I would use OPA or FMOC, otherwise I would expect to receive a mixture of both derivatives from each amino acid.

b) I miss the thiol (mercaptoethanol) compound for the OPA derivatization, otherwise the reaction won't work

c) is the pH of the borate buffer correct for the derivatization reaction(s)?

Also, FMOC derivatized amino acids are available in high purity, to use them makes it easy to get the HPLC to work and to check on the efficiency of the derivatization.
I said something like that before: I admire anybody who can get the OPA method to work, we got a mess and gave up in disgust.

For those that find the bundle OPA/FMOC weird, it exists and used due to the inability of the OPA to derivatize secondary amino groups (i.e. proline etc). They start by reacting with OPA, a very fast reaction, and then use FMOC to derivatize mainly proline and it's derivatives. They are able to resolve all derivatives so it is all good.

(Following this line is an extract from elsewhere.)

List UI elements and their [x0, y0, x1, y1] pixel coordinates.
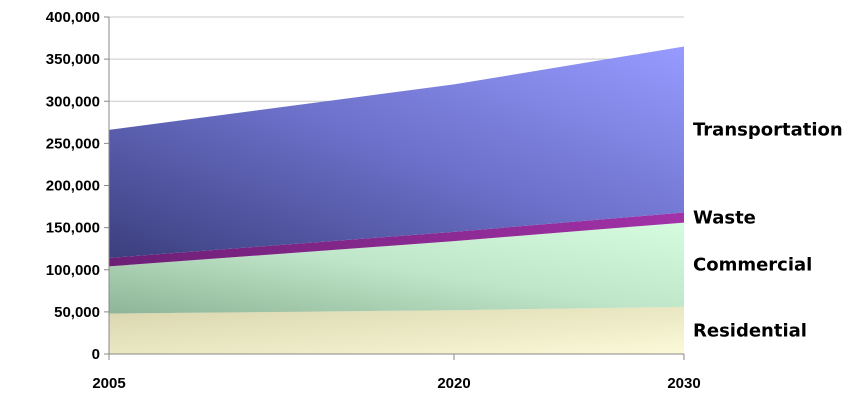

Having said that, I have heard a lot of people having problems with OPA... Most success stories comes from groups that are using automated derivatization by using the autosampler...

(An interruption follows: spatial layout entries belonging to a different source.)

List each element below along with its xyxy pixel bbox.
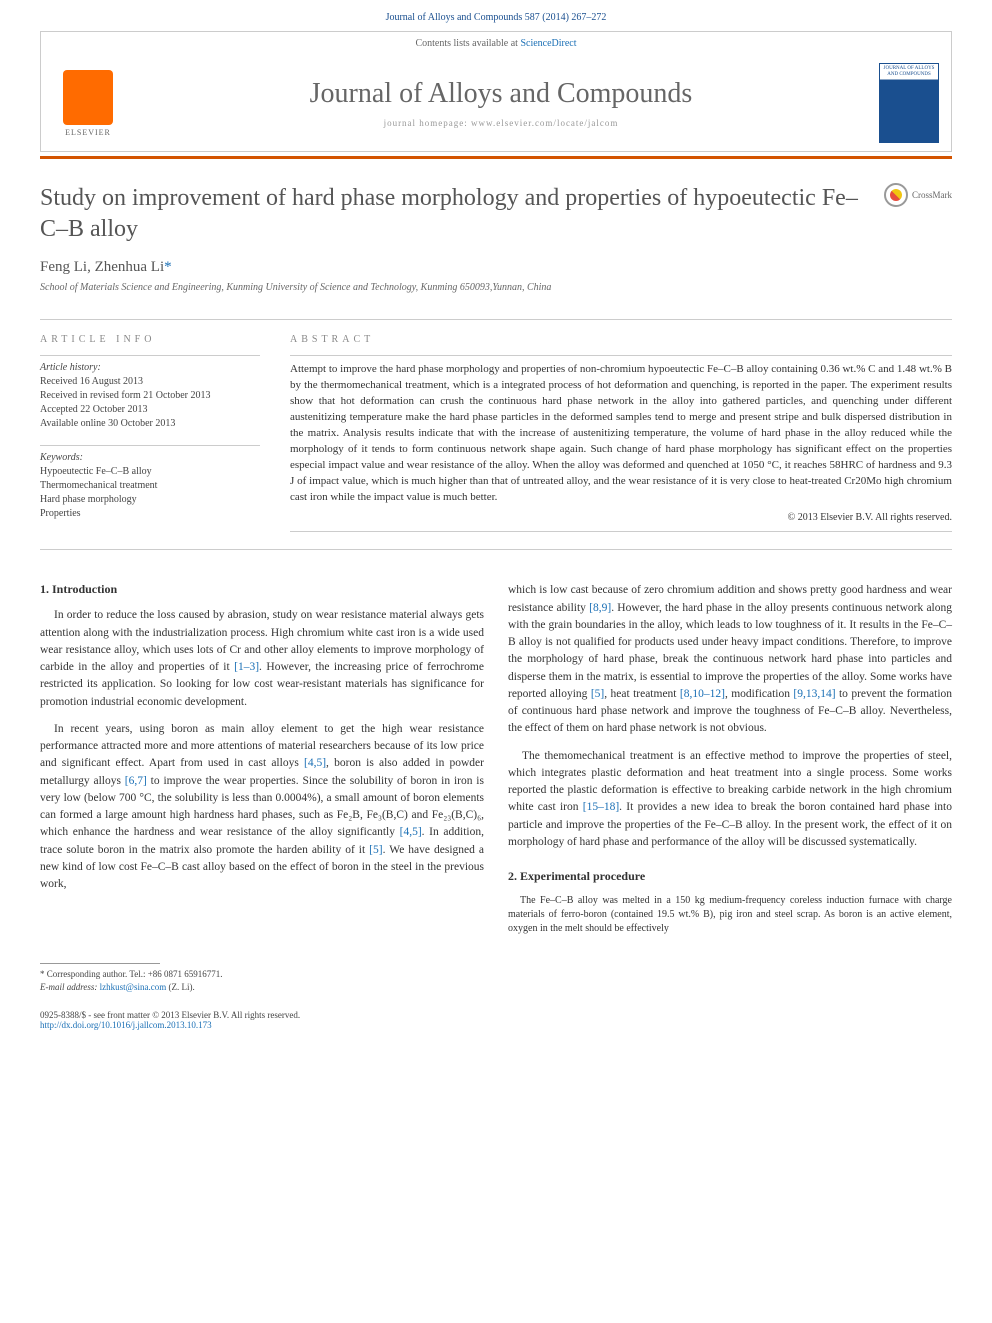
- crossmark-badge[interactable]: CrossMark: [884, 183, 952, 207]
- section-1-heading: 1. Introduction: [40, 582, 484, 597]
- sciencedirect-bar: Contents lists available at ScienceDirec…: [41, 32, 951, 55]
- email-suffix: (Z. Li).: [166, 982, 195, 992]
- abstract-col: abstract Attempt to improve the hard pha…: [290, 334, 952, 535]
- email-link[interactable]: lzhkust@sina.com: [100, 982, 167, 992]
- sciencedirect-link[interactable]: ScienceDirect: [520, 38, 576, 49]
- ref-link[interactable]: [5]: [369, 844, 382, 856]
- sciencedirect-prefix: Contents lists available at: [415, 38, 520, 49]
- author-names: Feng Li, Zhenhua Li: [40, 259, 164, 275]
- info-divider: [40, 445, 260, 446]
- keyword: Properties: [40, 507, 260, 521]
- article-header: CrossMark Study on improvement of hard p…: [0, 159, 992, 305]
- divider: [40, 319, 952, 320]
- body-columns: 1. Introduction In order to reduce the l…: [0, 564, 992, 1003]
- abstract-heading: abstract: [290, 334, 952, 345]
- keyword: Thermomechanical treatment: [40, 479, 260, 493]
- ref-link[interactable]: [9,13,14]: [793, 688, 835, 700]
- email-label: E-mail address:: [40, 982, 100, 992]
- corresponding-footnote: * Corresponding author. Tel.: +86 0871 6…: [40, 968, 484, 981]
- left-column: 1. Introduction In order to reduce the l…: [40, 582, 484, 993]
- footer-bar: 0925-8388/$ - see front matter © 2013 El…: [0, 1004, 992, 1046]
- intro-para-1: In order to reduce the loss caused by ab…: [40, 607, 484, 711]
- abstract-text: Attempt to improve the hard phase morpho…: [290, 362, 952, 505]
- abstract-bottom-divider: [290, 531, 952, 532]
- corresponding-asterisk: *: [164, 259, 172, 275]
- keyword: Hard phase morphology: [40, 493, 260, 507]
- article-title: Study on improvement of hard phase morph…: [40, 183, 952, 245]
- text-run: , modification: [725, 688, 793, 700]
- history-received: Received 16 August 2013: [40, 375, 260, 389]
- journal-title: Journal of Alloys and Compounds: [123, 78, 879, 110]
- right-column: which is low cast because of zero chromi…: [508, 582, 952, 993]
- journal-cover-thumb: JOURNAL OF ALLOYS AND COMPOUNDS: [879, 63, 939, 143]
- text-run: , heat treatment: [604, 688, 680, 700]
- issn-line: 0925-8388/$ - see front matter © 2013 El…: [40, 1010, 300, 1020]
- keywords-block: Keywords: Hypoeutectic Fe–C–B alloy Ther…: [40, 452, 260, 521]
- doi-line: http://dx.doi.org/10.1016/j.jallcom.2013…: [40, 1020, 300, 1030]
- keywords-label: Keywords:: [40, 452, 260, 463]
- ref-link[interactable]: [15–18]: [583, 801, 619, 813]
- history-block: Article history: Received 16 August 2013…: [40, 362, 260, 431]
- elsevier-tree-icon: [63, 70, 113, 125]
- intro-para-2: In recent years, using boron as main all…: [40, 721, 484, 894]
- article-info-heading: article info: [40, 334, 260, 345]
- keyword: Hypoeutectic Fe–C–B alloy: [40, 465, 260, 479]
- doi-link[interactable]: 10.1016/j.jallcom.2013.10.173: [101, 1020, 212, 1030]
- email-footnote: E-mail address: lzhkust@sina.com (Z. Li)…: [40, 981, 484, 994]
- journal-cover-text: JOURNAL OF ALLOYS AND COMPOUNDS: [880, 66, 938, 77]
- ref-link[interactable]: [1–3]: [234, 661, 259, 673]
- top-citation: Journal of Alloys and Compounds 587 (201…: [0, 0, 992, 31]
- ref-link[interactable]: [4,5]: [400, 826, 422, 838]
- crossmark-label: CrossMark: [912, 190, 952, 200]
- experimental-para-1: The Fe–C–B alloy was melted in a 150 kg …: [508, 894, 952, 936]
- journal-header-box: Contents lists available at ScienceDirec…: [40, 31, 952, 152]
- elsevier-logo-text: ELSEVIER: [65, 128, 111, 137]
- abstract-divider: [290, 355, 952, 356]
- affiliation: School of Materials Science and Engineer…: [40, 282, 952, 293]
- abstract-copyright: © 2013 Elsevier B.V. All rights reserved…: [290, 512, 952, 523]
- section-2-heading: 2. Experimental procedure: [508, 869, 952, 884]
- footer-left: 0925-8388/$ - see front matter © 2013 El…: [40, 1010, 300, 1030]
- ref-link[interactable]: [6,7]: [125, 775, 147, 787]
- divider: [40, 549, 952, 550]
- ref-link[interactable]: [5]: [591, 688, 604, 700]
- text-run: . However, the hard phase in the alloy p…: [508, 602, 952, 700]
- history-revised: Received in revised form 21 October 2013: [40, 389, 260, 403]
- history-online: Available online 30 October 2013: [40, 417, 260, 431]
- ref-link[interactable]: [8,10–12]: [680, 688, 725, 700]
- footnote-block: * Corresponding author. Tel.: +86 0871 6…: [40, 963, 484, 993]
- header-main: ELSEVIER Journal of Alloys and Compounds…: [41, 55, 951, 151]
- intro-para-4: The themomechanical treatment is an effe…: [508, 748, 952, 852]
- history-accepted: Accepted 22 October 2013: [40, 403, 260, 417]
- info-divider: [40, 355, 260, 356]
- journal-title-block: Journal of Alloys and Compounds journal …: [123, 78, 879, 128]
- footnote-rule: [40, 963, 160, 964]
- authors: Feng Li, Zhenhua Li*: [40, 259, 952, 276]
- ref-link[interactable]: [4,5]: [304, 757, 326, 769]
- doi-prefix-link[interactable]: http://dx.doi.org/: [40, 1020, 101, 1030]
- crossmark-icon: [884, 183, 908, 207]
- history-label: Article history:: [40, 362, 260, 373]
- elsevier-logo: ELSEVIER: [53, 63, 123, 143]
- journal-homepage: journal homepage: www.elsevier.com/locat…: [123, 118, 879, 128]
- info-abstract-row: article info Article history: Received 1…: [0, 334, 992, 535]
- article-info-col: article info Article history: Received 1…: [40, 334, 260, 535]
- ref-link[interactable]: [8,9]: [589, 602, 611, 614]
- intro-para-3: which is low cast because of zero chromi…: [508, 582, 952, 737]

You can have a look at this method. Some of the universities here in the U.S. have started to use it:

Biomedical Chromatography. Volume 18. Issue 9. Pg.s 630-636. (Nov 2004)

A fully automated amino acid analyzer using NBD-F as a fluorescent derivatization reagent
Chiaki Aoyama 1, Tomofumi Santa 1 *, Makoto Tsunoda 1, Takeshi Fukushima 1 2, Chieko Kitada 3, Kazuhiro Imai 1 4

A fully automated amino acid analyzer using NBD-F (4-fluoro-7-nitro-2,1,3-benzoxadiazole) as a fluorescent derivatization reagent was developed. The whole analytical process was fully automated from derivatization, injection to HPLC separation and quantitation. The derivatization reaction conditions were re-evaluated and optimized. Amino acids were derivatized by NBD-F for 40 min at room temperature in the borate buffer (pH 9.5). The derivatives were separated within 100 min and fluorometrically detected at 540 nm with excitation at 470 nm. The detection limits for amino acids were in the range of 2.8-20 fmol. The calibration curves were linear over the range of 20 fmol to 20 pmol on column with the correlation coefficients of 0.999. The coefficients of variation were less than 5% at 3 pmol injection for all amino acids. Amino acids in rat plasma were determined by the proposed HPLC method.

FMOC-Cl derivatizes both secondary and primary -NH2. I got disgusted with the OPA method as I ran out of patience trying to lower the side reactions. There are at least 3 molecules that have to come together, usually the yields of such syntheses are not so hot.
To a certain extent it seems a matter of attitude and also of what one wants to do.